It’s not such prickly work after all

A Bay Weekly reader who has tried and failed many times asks how to grow cactus plants from seeds.
    It’s possible. Here’s how.
    For growth, cactus plants need full sun, dry conditions except for a few days of rain in the spring, sandy rather poor alkaline soil that’s hot in the day and cool at night. These are exactly the same conditions you must satisfy to be successful in germinating seeds. 
    To prepare a seed germinating mix, blend one-fourth cup of garden soil with two cups of play sand and one rounded teaspoon of agricultural grade dolomite limestone. Moisten with water and mix thoroughly. Place the mix in a metal or Pyrex pan and bake at 200 degrees for one hour, cooling in the oven. By doing this, you are pasteurizing the soil to kill all weed seeds and living organisms that are not common under desert conditions. Put two tablespoons of the sterilized soil in a clean, sterile container or plastic bag. Place the rest of the sterilized soil in a clean, shallow four- or five-inch pan with drainage holes in the bottom.
    Uniformly scatter cactus seeds over the surface of the mix, allowing one-eighth to one-fourth inch between them. Cover the seeds with the saved pasteurized soil using a tea strainer. Water the seeds carefully with a rose bulb or fine sprinkler until water drips from the bottom of the container. Place the pot near a window facing south where it will obtain full sun all day and cool temperatures at night.

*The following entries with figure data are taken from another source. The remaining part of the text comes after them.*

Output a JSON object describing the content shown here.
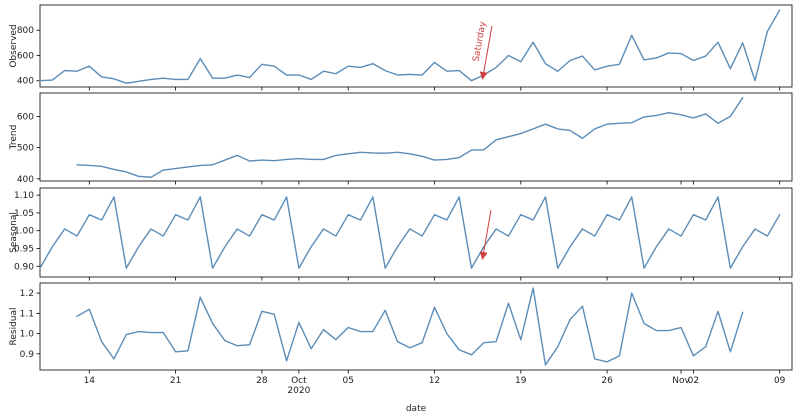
{
  "chart_data": {
    "type": "line",
    "line_color": "#5b8db8",
    "annotation_color": "#d0403f",
    "x": {
      "label": "date",
      "tick_labels": [
        "14",
        "21",
        "28",
        "Oct\n2020",
        "05",
        "12",
        "19",
        "26",
        "Nov",
        "02",
        "09"
      ],
      "tick_dates": [
        "2020-09-14",
        "2020-09-21",
        "2020-09-28",
        "2020-10-01",
        "2020-10-05",
        "2020-10-12",
        "2020-10-19",
        "2020-10-26",
        "2020-11-01",
        "2020-11-02",
        "2020-11-09"
      ],
      "range": [
        "2020-09-10",
        "2020-11-10"
      ]
    },
    "panels": [
      {
        "ylabel": "Observed",
        "ylim": [
          350,
          1000
        ],
        "yticks": [
          "400",
          "600",
          "800"
        ],
        "ytick_values": [
          400,
          600,
          800
        ],
        "start_date": "2020-09-10",
        "values": [
          400,
          405,
          480,
          475,
          515,
          430,
          415,
          380,
          395,
          410,
          420,
          410,
          410,
          575,
          420,
          420,
          445,
          425,
          530,
          515,
          445,
          445,
          410,
          475,
          455,
          515,
          505,
          535,
          480,
          445,
          450,
          445,
          545,
          475,
          480,
          400,
          445,
          505,
          600,
          550,
          705,
          535,
          475,
          560,
          595,
          485,
          515,
          530,
          760,
          565,
          580,
          620,
          615,
          560,
          595,
          705,
          495,
          700,
          400,
          790,
          960
        ]
      },
      {
        "ylabel": "Trend",
        "ylim": [
          393,
          675
        ],
        "yticks": [
          "400",
          "500",
          "600"
        ],
        "ytick_values": [
          400,
          500,
          600
        ],
        "start_date": "2020-09-13",
        "values": [
          445,
          443,
          440,
          430,
          422,
          408,
          405,
          428,
          433,
          438,
          443,
          445,
          460,
          475,
          457,
          460,
          458,
          462,
          465,
          462,
          462,
          475,
          480,
          485,
          483,
          482,
          485,
          480,
          472,
          460,
          462,
          468,
          492,
          493,
          525,
          535,
          545,
          560,
          575,
          560,
          555,
          530,
          560,
          575,
          578,
          580,
          598,
          603,
          612,
          605,
          595,
          608,
          578,
          600,
          660
        ]
      },
      {
        "ylabel": "Seasonal",
        "ylim": [
          0.87,
          1.12
        ],
        "yticks": [
          "0.90",
          "0.95",
          "1.00",
          "1.05",
          "1.10"
        ],
        "ytick_values": [
          0.9,
          0.95,
          1.0,
          1.05,
          1.1
        ],
        "start_date": "2020-09-10",
        "pattern": [
          0.895,
          0.955,
          1.005,
          0.985,
          1.045,
          1.03,
          1.095
        ],
        "count": 61
      },
      {
        "ylabel": "Residual",
        "ylim": [
          0.82,
          1.25
        ],
        "yticks": [
          "0.9",
          "1.0",
          "1.1",
          "1.2"
        ],
        "ytick_values": [
          0.9,
          1.0,
          1.1,
          1.2
        ],
        "start_date": "2020-09-13",
        "values": [
          1.085,
          1.12,
          0.96,
          0.875,
          0.995,
          1.01,
          1.005,
          1.005,
          0.91,
          0.915,
          1.18,
          1.05,
          0.965,
          0.94,
          0.945,
          1.11,
          1.095,
          0.865,
          1.055,
          0.925,
          1.02,
          0.97,
          1.03,
          1.01,
          1.01,
          1.115,
          0.96,
          0.93,
          0.955,
          1.13,
          1.0,
          0.92,
          0.895,
          0.955,
          0.96,
          1.15,
          0.97,
          1.225,
          0.845,
          0.935,
          1.07,
          1.135,
          0.875,
          0.86,
          0.89,
          1.2,
          1.05,
          1.015,
          1.015,
          1.03,
          0.89,
          0.935,
          1.11,
          0.91,
          1.105
        ]
      }
    ],
    "annotations": [
      {
        "panel": 0,
        "text": "Saturday"
      },
      {
        "panel": 2,
        "text": ""
      }
    ]
  }
}
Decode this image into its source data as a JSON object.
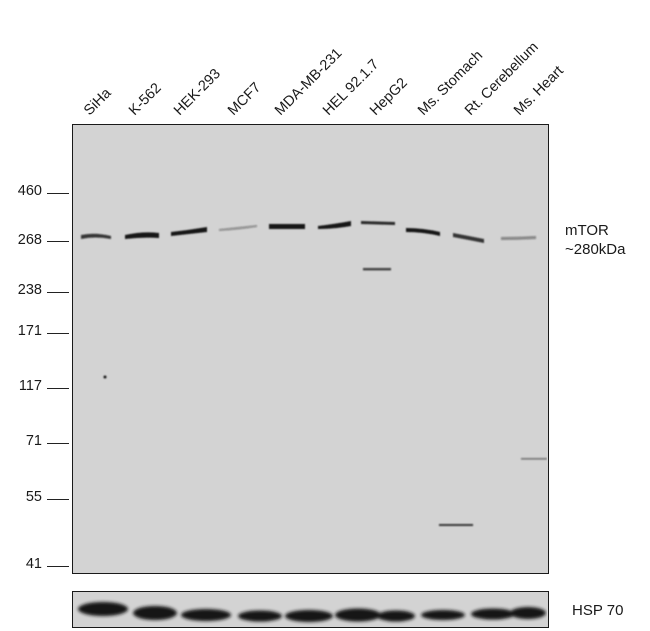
{
  "lanes": [
    "SiHa",
    "K-562",
    "HEK-293",
    "MCF7",
    "MDA-MB-231",
    "HEL 92.1.7",
    "HepG2",
    "Ms. Stomach",
    "Rt. Cerebellum",
    "Ms. Heart"
  ],
  "markers": [
    "460",
    "268",
    "238",
    "171",
    "117",
    "71",
    "55",
    "41"
  ],
  "target": {
    "name": "mTOR",
    "size": "~280kDa"
  },
  "control": {
    "name": "HSP 70"
  },
  "colors": {
    "membrane": "#d3d3d3",
    "band": "#141414",
    "frame": "#1a1a1a"
  }
}
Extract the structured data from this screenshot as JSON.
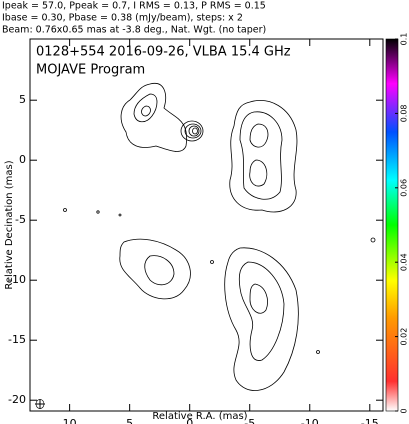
{
  "chart_data": {
    "type": "contour",
    "header": [
      "Ipeak = 57.0, Ppeak = 0.7, I RMS = 0.13, P RMS = 0.15",
      "Ibase = 0.30, Pbase = 0.38 (mJy/beam), steps: x 2",
      "Beam: 0.76x0.65 mas at -3.8 deg., Nat. Wgt. (no taper)"
    ],
    "title": "0128+554 2016-09-26, VLBA 15.4 GHz",
    "subtitle": "MOJAVE Program",
    "x_label": "Relative R.A. (mas)",
    "y_label": "Relative Decination (mas)",
    "xlim": [
      13.3,
      -16.1
    ],
    "xticks": [
      10,
      5,
      0,
      -5,
      -10,
      -15
    ],
    "ylim": [
      -20.9,
      10.1
    ],
    "yticks": [
      5,
      0,
      -5,
      -10,
      -15,
      -20
    ],
    "colorbar": {
      "lim": [
        0,
        0.1
      ],
      "ticks": [
        0,
        0.02,
        0.04,
        0.06,
        0.08,
        0.1
      ]
    }
  }
}
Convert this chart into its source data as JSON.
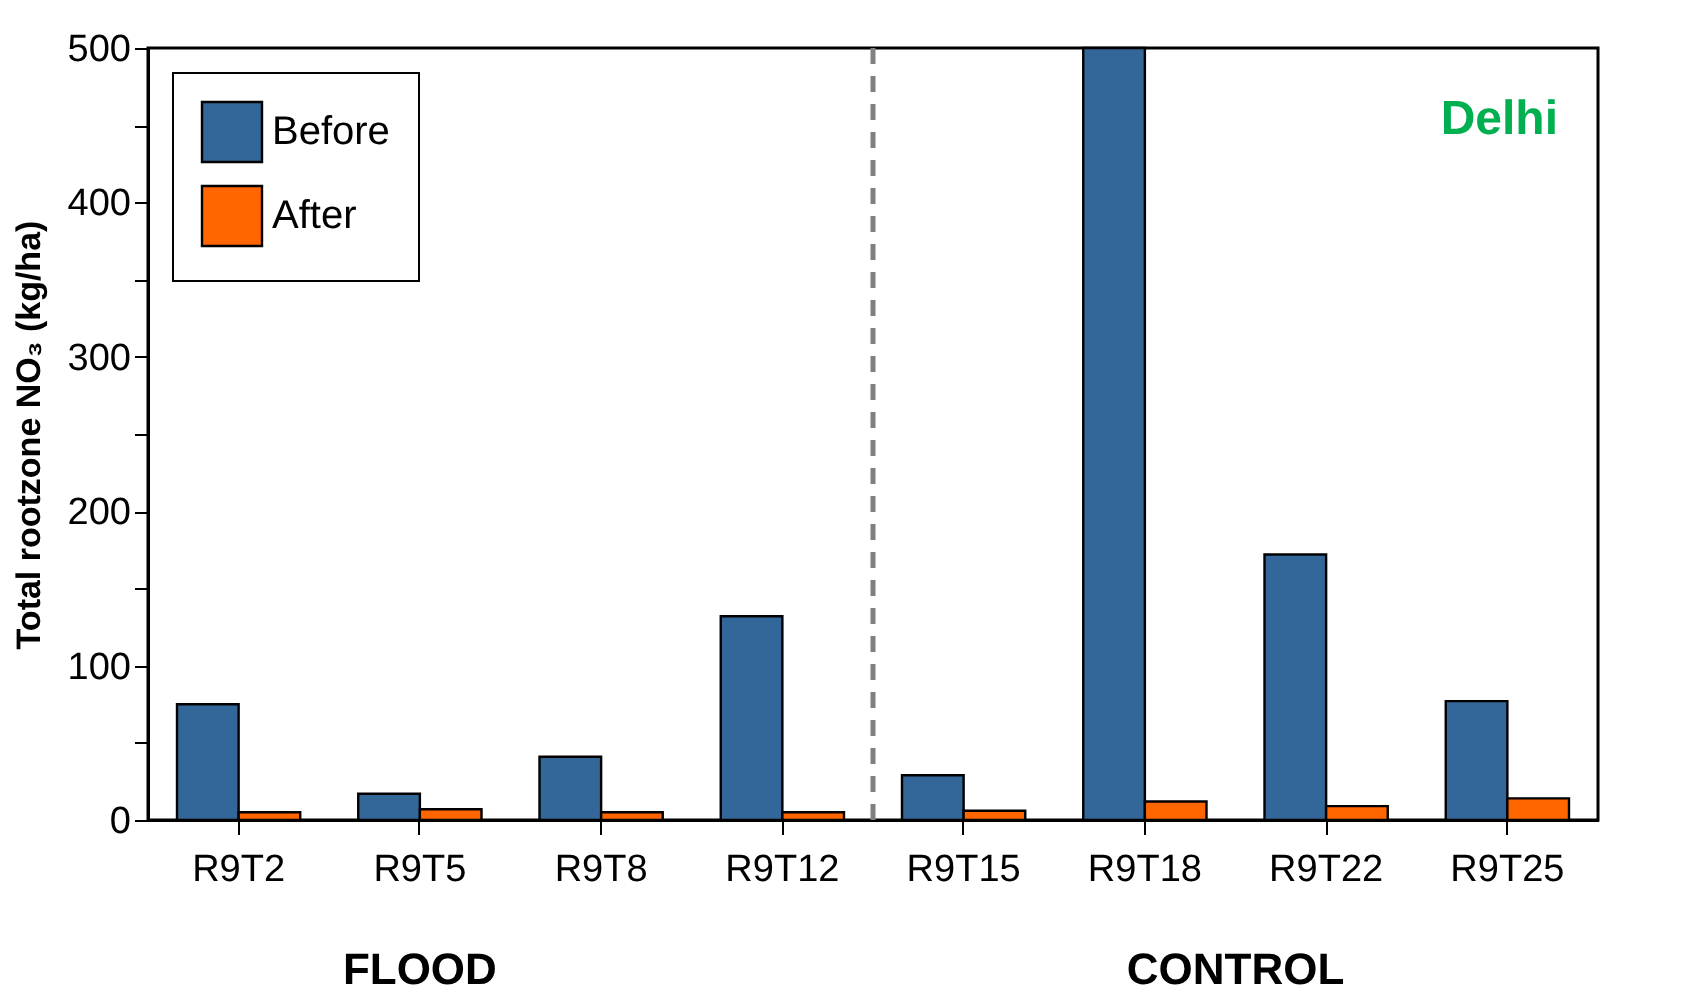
{
  "chart_data": {
    "type": "bar",
    "ylabel": "Total rootzone NO₃ (kg/ha)",
    "categories": [
      "R9T2",
      "R9T5",
      "R9T8",
      "R9T12",
      "R9T15",
      "R9T18",
      "R9T22",
      "R9T25"
    ],
    "series": [
      {
        "name": "Before",
        "color": "#336699",
        "values": [
          75,
          17,
          41,
          132,
          29,
          500,
          172,
          77
        ]
      },
      {
        "name": "After",
        "color": "#ff6600",
        "values": [
          5,
          7,
          5,
          5,
          6,
          12,
          9,
          14
        ]
      }
    ],
    "ylim": [
      0,
      500
    ],
    "yticks": [
      0,
      {
        "value": 50,
        "label": null
      },
      100,
      {
        "value": 150,
        "label": null
      },
      200,
      {
        "value": 250,
        "label": null
      },
      300,
      {
        "value": 350,
        "label": null
      },
      400,
      {
        "value": 450,
        "label": null
      },
      500
    ],
    "annotations": [
      "FLOOD",
      "CONTROL",
      "Delhi"
    ],
    "legend": "top left",
    "grid": false
  }
}
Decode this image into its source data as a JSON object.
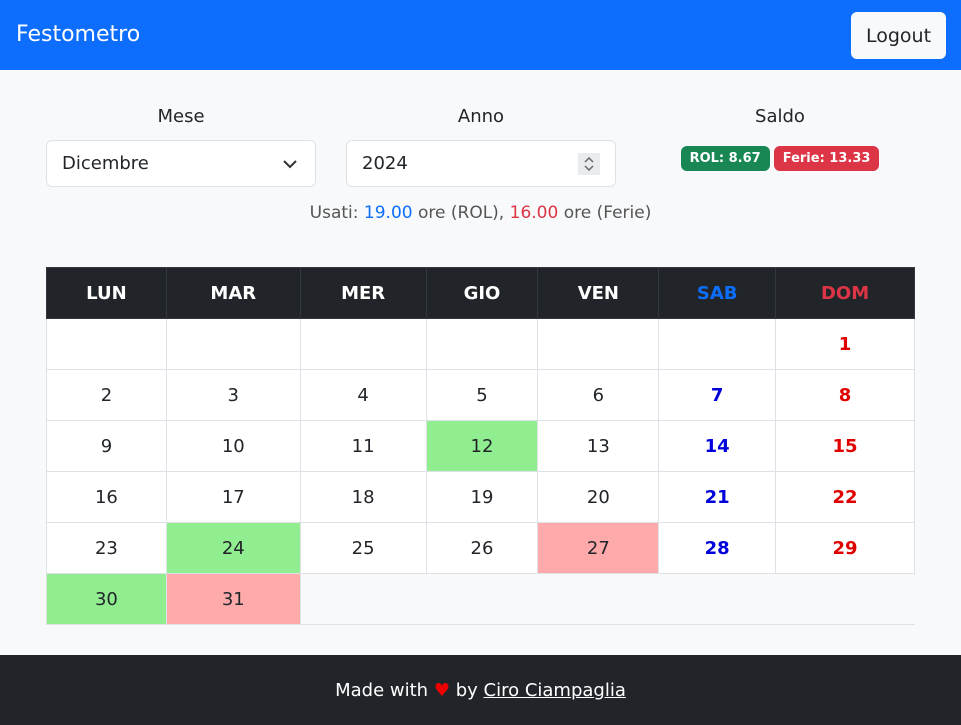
{
  "navbar": {
    "brand": "Festometro",
    "button": "Logout"
  },
  "form": {
    "month": {
      "label": "Mese",
      "value": "Dicembre"
    },
    "year": {
      "label": "Anno",
      "value": "2024"
    },
    "balance": {
      "label": "Saldo",
      "rol": "ROL: 8.67",
      "ferie": "Ferie: 13.33"
    }
  },
  "used": {
    "prefix": "Usati:",
    "rol_hours": "19.00",
    "rol_text": "ore (ROL),",
    "ferie_hours": "16.00",
    "ferie_text": "ore (Ferie)"
  },
  "calendar": {
    "headers": [
      "LUN",
      "MAR",
      "MER",
      "GIO",
      "VEN",
      "SAB",
      "DOM"
    ],
    "rows": [
      [
        null,
        null,
        null,
        null,
        null,
        null,
        1
      ],
      [
        2,
        3,
        4,
        5,
        6,
        7,
        8
      ],
      [
        9,
        10,
        11,
        {
          "value": 12,
          "color": "#90ee90"
        },
        13,
        14,
        15
      ],
      [
        16,
        17,
        18,
        19,
        20,
        21,
        22
      ],
      [
        23,
        {
          "value": 24,
          "color": "#90ee90"
        },
        25,
        26,
        {
          "value": 27,
          "color": "#ffaaaa"
        },
        28,
        29
      ],
      [
        {
          "value": 30,
          "color": "#90ee90"
        },
        {
          "value": 31,
          "color": "#ffaaaa"
        }
      ]
    ]
  },
  "footer": {
    "prefix": "Made with",
    "heart": "♥",
    "by": "by",
    "author": "Ciro Ciampaglia"
  }
}
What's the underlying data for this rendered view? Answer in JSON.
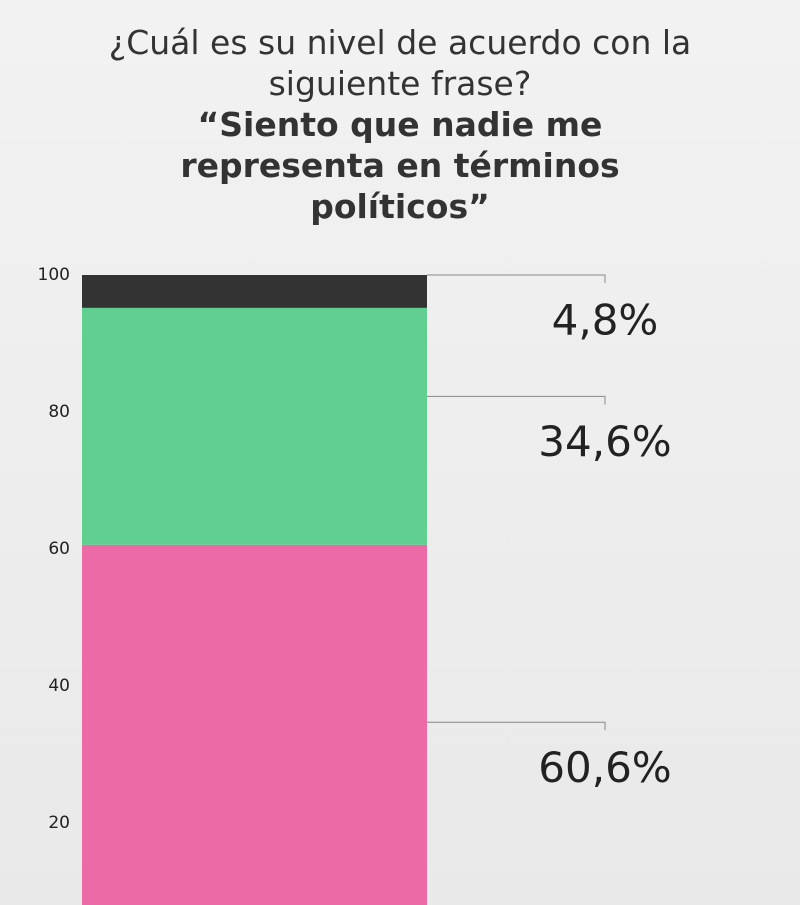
{
  "chart_data": {
    "type": "stacked_bar",
    "title": "¿Cuál es su nivel de acuerdo con la siguiente frase?",
    "subtitle": "“Siento que nadie me representa en términos políticos”",
    "categories": [
      null
    ],
    "series": [
      {
        "color": "#ec6ba6",
        "values": [
          60.6
        ],
        "value_labels": [
          "60,6%"
        ]
      },
      {
        "color": "#60cf8f",
        "values": [
          34.6
        ],
        "value_labels": [
          "34,6%"
        ]
      },
      {
        "color": "#333333",
        "values": [
          4.8
        ],
        "value_labels": [
          "4,8%"
        ]
      }
    ],
    "ylim": [
      8,
      100
    ],
    "yticks": [
      20,
      40,
      60,
      80,
      100
    ]
  }
}
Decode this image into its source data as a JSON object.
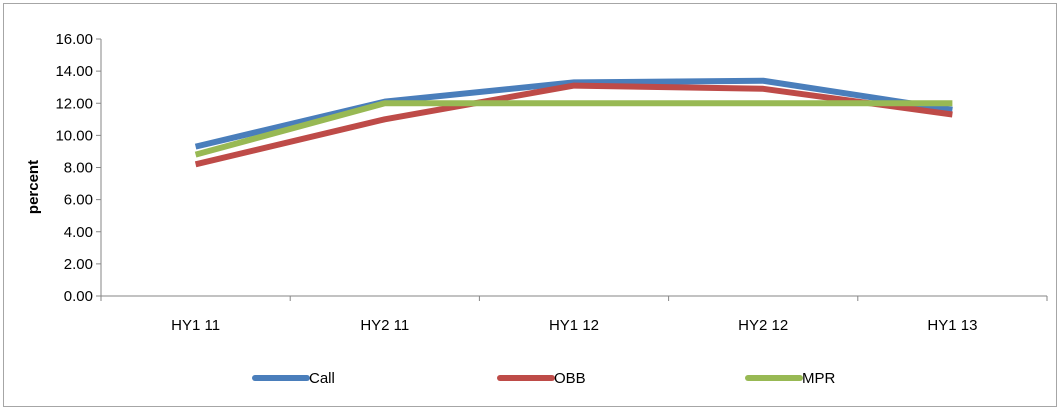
{
  "chart_data": {
    "type": "line",
    "categories": [
      "HY1 11",
      "HY2 11",
      "HY1 12",
      "HY2 12",
      "HY1 13"
    ],
    "series": [
      {
        "name": "Call",
        "values": [
          9.3,
          12.1,
          13.3,
          13.4,
          11.6
        ],
        "color": "#4a7ebb"
      },
      {
        "name": "OBB",
        "values": [
          8.2,
          11.0,
          13.1,
          12.9,
          11.3
        ],
        "color": "#be4b48"
      },
      {
        "name": "MPR",
        "values": [
          8.8,
          12.0,
          12.0,
          12.0,
          12.0
        ],
        "color": "#98b954"
      }
    ],
    "ylabel": "percent",
    "xlabel": "",
    "title": "",
    "ylim": [
      0,
      16
    ],
    "yticks": [
      "0.00",
      "2.00",
      "4.00",
      "6.00",
      "8.00",
      "10.00",
      "12.00",
      "14.00",
      "16.00"
    ],
    "grid": false,
    "legend_position": "bottom"
  }
}
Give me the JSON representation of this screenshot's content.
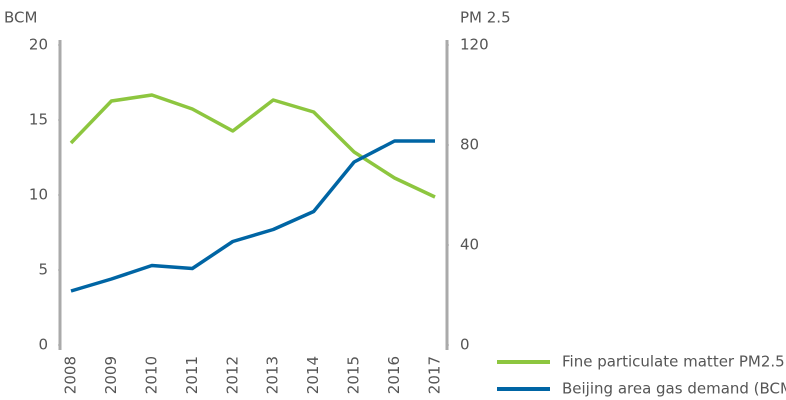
{
  "chart_data": {
    "type": "line",
    "y_label": "BCM",
    "y2_label": "PM 2.5",
    "categories": [
      "2008",
      "2009",
      "2010",
      "2011",
      "2012",
      "2013",
      "2014",
      "2015",
      "2016",
      "2017"
    ],
    "series": [
      {
        "name": "Fine particulate matter PM2.5",
        "color": "#8dc63f",
        "axis": "y2",
        "values": [
          80.8,
          97.6,
          100,
          94.4,
          85.6,
          98,
          93.2,
          77.2,
          66.8,
          59.2
        ]
      },
      {
        "name": "Beijing area gas demand (BCM)",
        "color": "#0065a4",
        "values": [
          3.6,
          4.4,
          5.3,
          5.1,
          6.9,
          7.7,
          8.9,
          12.2,
          13.6,
          13.6
        ]
      }
    ],
    "ylim": [
      0,
      20
    ],
    "yticks": [
      0,
      5,
      10,
      15,
      20
    ],
    "y2lim": [
      0,
      120
    ],
    "y2ticks": [
      0,
      40,
      80,
      120
    ],
    "grid": false,
    "legend": "bottom-right"
  }
}
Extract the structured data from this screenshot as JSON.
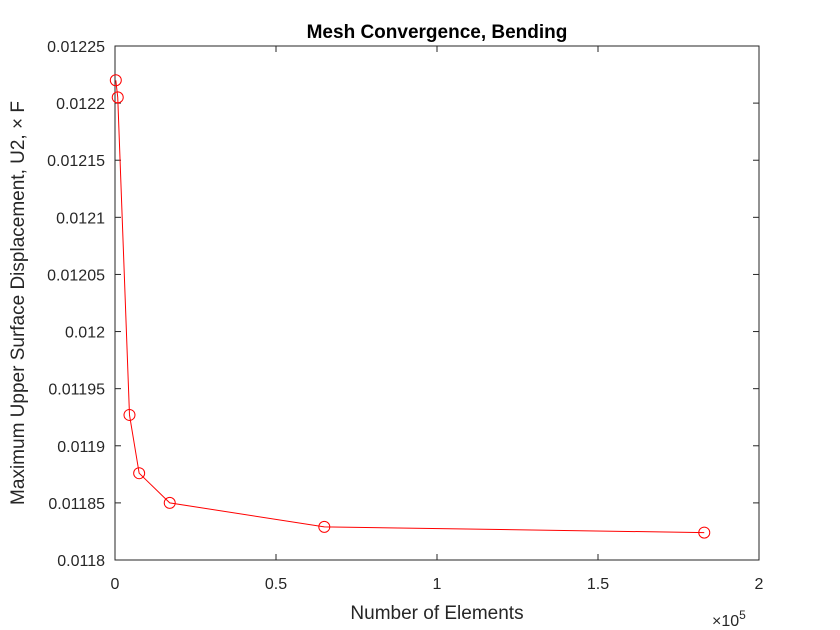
{
  "chart_data": {
    "type": "line",
    "title": "Mesh Convergence, Bending",
    "xlabel": "Number of Elements",
    "ylabel": "Maximum Upper Surface Displacement, U2, × F",
    "x_multiplier_label": "×10",
    "x_multiplier_exponent": "5",
    "xlim": [
      0,
      200000
    ],
    "ylim": [
      0.0118,
      0.01225
    ],
    "xticks": [
      0,
      50000,
      100000,
      150000,
      200000
    ],
    "xtick_labels": [
      "0",
      "0.5",
      "1",
      "1.5",
      "2"
    ],
    "yticks": [
      0.0118,
      0.01185,
      0.0119,
      0.01195,
      0.012,
      0.01205,
      0.0121,
      0.01215,
      0.0122,
      0.01225
    ],
    "ytick_labels": [
      "0.0118",
      "0.01185",
      "0.0119",
      "0.01195",
      "0.012",
      "0.01205",
      "0.0121",
      "0.01215",
      "0.0122",
      "0.01225"
    ],
    "grid": false,
    "marker": "circle",
    "series": [
      {
        "color": "#ff0000",
        "x": [
          250,
          850,
          4500,
          7500,
          17000,
          65000,
          183000
        ],
        "y": [
          0.01222,
          0.012205,
          0.011927,
          0.011876,
          0.01185,
          0.011829,
          0.011824
        ]
      }
    ]
  }
}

    Commercially, cactus seeds are germinated in lighted cycling chambers with 80 degrees of bottom heat for 12 to 15 hours under grow lights and nine to 12 hours of darkness at temperatures 60 to 65 degrees. You can best achieve the commercial germination chamber with a gooseneck lamp with a 40-watt incandescent light bulb. Adjust the light to 10 to 12 inches above the pot and place both in the middle of a room. Turn the light on soon after you rise in the morning and turn it off before going to bed at night. The heat and infrared rays of the incandescent light bulb will not only provide light but also warm the soil during the day. When the light is off, the soil will cool.
    Most packets of cactus seed contain several species, so germination is very erratic, anywhere from a few weeks to a month or more. Check for soil moisture daily. If the soil feels warm, irrigate lightly. If the soil feels cool, withhold irrigation.